George Clooney, Brad Pitt, Martin Sheen und Kevin Bacon wurden bei dem Theaterstück "8" von Hollywood-Kollegen wie John C. Reilly, Christine Lahti, Jamie Lee Curtis und Jane Lynch unterstützt. Die Aufführung im ausverkauften Wilshire Ebell Theatre thematisierte das gerichtliche Tauziehen um die Homosexuellen-Ehe in Kalifornien, die nach einem Referendum im Jahr 2008 verboten wurde. Das Stück wurde auch im Internet übertragen.

Pitt als Richter
"Dieser Fall geht um Ehe und Gleichberechtigung. Darum, dass Zehntausenden in diesem Staat das fundamentale Recht zu heiraten entzogen wird und sie in eine spezielle zweitrangige Kategorie abgeschoben werden, in der ihre Beziehung keine Gültigkeit hat", erklärte Sheen als Theodore B. Olsen auf einer dunkel gehaltenen Bühne. Die Stars saßen in zwei Reihen in einem imaginären Gerichtssaal, über ihnen thronte Pitt als Richter Vaughn R. Walker.

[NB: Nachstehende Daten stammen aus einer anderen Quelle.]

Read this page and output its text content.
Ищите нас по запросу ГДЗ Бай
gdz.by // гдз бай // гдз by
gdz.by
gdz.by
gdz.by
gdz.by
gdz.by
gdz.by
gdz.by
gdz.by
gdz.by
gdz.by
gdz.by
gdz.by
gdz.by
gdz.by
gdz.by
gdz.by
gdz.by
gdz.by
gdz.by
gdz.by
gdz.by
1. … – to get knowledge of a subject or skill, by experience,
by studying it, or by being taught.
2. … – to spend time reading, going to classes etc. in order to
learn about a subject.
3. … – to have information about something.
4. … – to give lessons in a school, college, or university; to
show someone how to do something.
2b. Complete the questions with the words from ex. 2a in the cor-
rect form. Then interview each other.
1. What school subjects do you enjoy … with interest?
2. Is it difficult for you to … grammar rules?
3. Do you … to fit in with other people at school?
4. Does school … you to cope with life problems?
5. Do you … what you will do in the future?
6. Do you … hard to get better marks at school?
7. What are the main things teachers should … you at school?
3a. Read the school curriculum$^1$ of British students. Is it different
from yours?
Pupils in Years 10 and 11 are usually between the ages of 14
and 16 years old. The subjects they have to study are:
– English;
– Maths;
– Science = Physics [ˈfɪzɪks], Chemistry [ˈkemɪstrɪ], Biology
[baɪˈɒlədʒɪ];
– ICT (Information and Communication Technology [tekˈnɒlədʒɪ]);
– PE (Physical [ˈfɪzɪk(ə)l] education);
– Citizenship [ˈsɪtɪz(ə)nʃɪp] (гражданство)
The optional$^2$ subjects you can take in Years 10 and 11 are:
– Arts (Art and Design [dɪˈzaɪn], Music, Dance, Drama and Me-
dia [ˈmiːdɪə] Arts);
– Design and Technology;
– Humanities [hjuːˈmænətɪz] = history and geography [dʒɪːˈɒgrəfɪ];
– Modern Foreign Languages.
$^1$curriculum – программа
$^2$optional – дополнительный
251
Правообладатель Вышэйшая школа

"Glee"-Star im Umerziehungscamp
Mit tiefsitzender Brille, Pferdeschwanz und schimmerndem Anzug leitete Pitt die Verhandlung mit ernstem Gesicht, aber gut gesetzten Pointen. Clooney gab den Anwalt David Boies, der sich für die gleichgeschlechtlichen Paare stark macht und lieferte gemeinsam mit dem "Glee"-Darsteller Chris Colfer die berührendsten Momente von "8". Colfer spielte einen Teenager und berichtete von seinen Erfahrungen in einem Umerziehungscamp und den Reaktionen seiner Eltern auf die Enthüllung, dass er schwul ist.

Lesben-Paar Curtis und Lahti
Curtis und Lahti erzählten in der Rolle eines lesbischen Pärchens mit zwei Söhnen von den alltäglichen Schwierigkeiten, vor denen sie als Unverheiratete stünden. "Jeden Tag muss ich mit Worten jonglieren", sagte Lahti. "Ich sollte mich nicht dafür schämen müssen", erklärte Matthew Morrison ("Glee") zum Schluss des Stückes. Am Ende gab es Ovationen und minutenlangen Applaus.

Regie führte Rob Reiner ("Harry und Sally", "Das Beste kommt zum Schluss"), das Drama stammt von Oscar-Preisträger Dustin Lance Black ("Milk"). Clooney ("The Descendants - Familie und andere Angelegenheiten") und Pitt ("Die Kunst zu gewinnen - Moneyball"), die dieses Jahr beide für einen Hauptdarsteller-Oscar nominiert waren, setzen sich schon lange für die Rechte von Schwulen und Lesben ein.